La manovra di primavera è diventata legge e, tra le altre cose, prevede l’avvio della sterilizzazione delle clausole di salvaguardia relative alle aliquote dell’Iva e delle accise.
Nel dettaglio, per il 2018 viene attuata una correzione di 3.829 milioni di euro, per il 2019 di 4.363 milioni, per il 2020 di 4.088 milioni e per il 2021 di 3.679 milioni; mediamente l’intervento nel quadriennio ha disattivato il 17,9% degli aumenti previsti.
Nonostante questo intervento piuttosto drastico, rimane ancora elevato l’aggiustamento di bilancio affidato ad un aumento dell’Iva e delle accise, con maggiori entrate per 15.743 milioni di euro nel 2018 e di 18.887 per il 2019.
Le clausole di salvaguardia, lo ricordiamo, si attivano nel caso in cui la manovra di bilancio non reperisca risorse alternative in termini di minori spese, maggiori entrate ovvero con un incremento del disavanzo ottenibile con una maggiore flessibilità di bilancio.
Dopo le modifiche introdotte con il DL 50/2017, nel 2018 l’aliquota Iva del 10% salirebbe all’11,5% determinando maggiori entrate per 3.479 milioni di euro e l’aliquota Iva del 22% salirebbe al 25% con maggiori entrate per ulteriori 12.264 milioni.
Nel 2019 si registrerebbe un aumento dell’Iva ordinaria dal 25% al 25,4% con maggiori entrate per 13.899 milioni ed un aumento delle accise di 350 milioni.
Per disattivare queste clausole, dunque, serve prima di tutto una maggiore flessibilità di bilancio, serve un intervento sulla spesa pubblica, sia in termini di quantità che qualità e in tal senso la politica fiscale italiana presenta ancora margini di azione.

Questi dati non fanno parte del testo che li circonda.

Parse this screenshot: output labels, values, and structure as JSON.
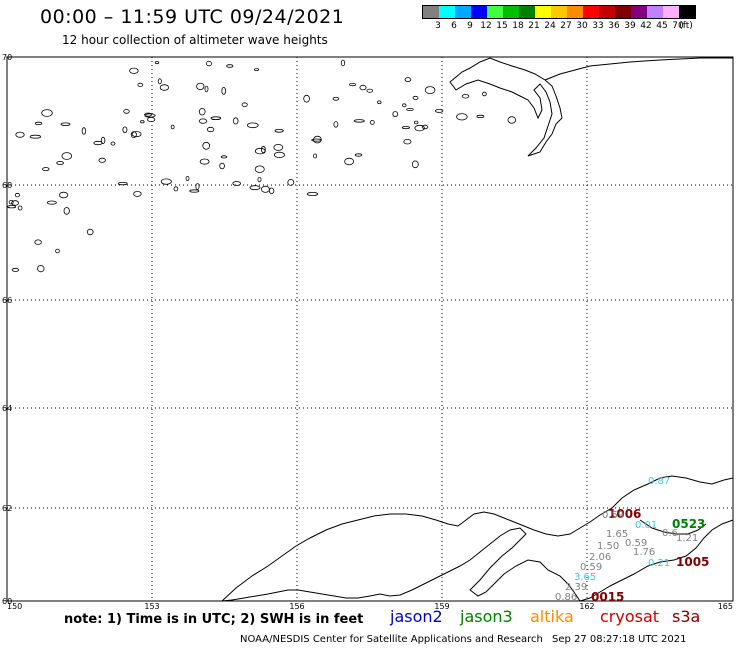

La manovra di primavera che ha corretto il bilancio 2018 per 3,1 miliardi di euro è per il 94,2% centrata su maggiori entrate mentre le minori spese influiscono per un limitato 5,8%. La stessa Legge di bilancio 2017 ha aumentato la spesa corrente di 5,4 miliardi di euro.
Nonostante gli importanti risultati della spending review, la spesa corrente primaria (al netto degli interessi) nel 2017 cresce dell’1,5% rispetto ad un anno prima, ma vi sono spazi concreti per ridurre le uscite delle PA.
La distribuzione della spesa evidenzia squilibri relativi alle infrastrutture e alla qualità dell’offerta dei servizi pubblici. In Italia la spesa corrente primaria è 19,8 volte la spesa per investimenti, rapporto ben più elevato del 16,0 registrato nella media Uem. Inoltre nonostante la spesa corrente primaria in Italia sia superiore di 1,4 punti alla media europea, solo il 23% dei cittadini italiani giudica buona la fornitura di servizi pubblici nel proprio paese, meno della metà del 52% della media europea che colloca l’Italia al 27° posto nella classifica europea in davanti solo alla Grecia.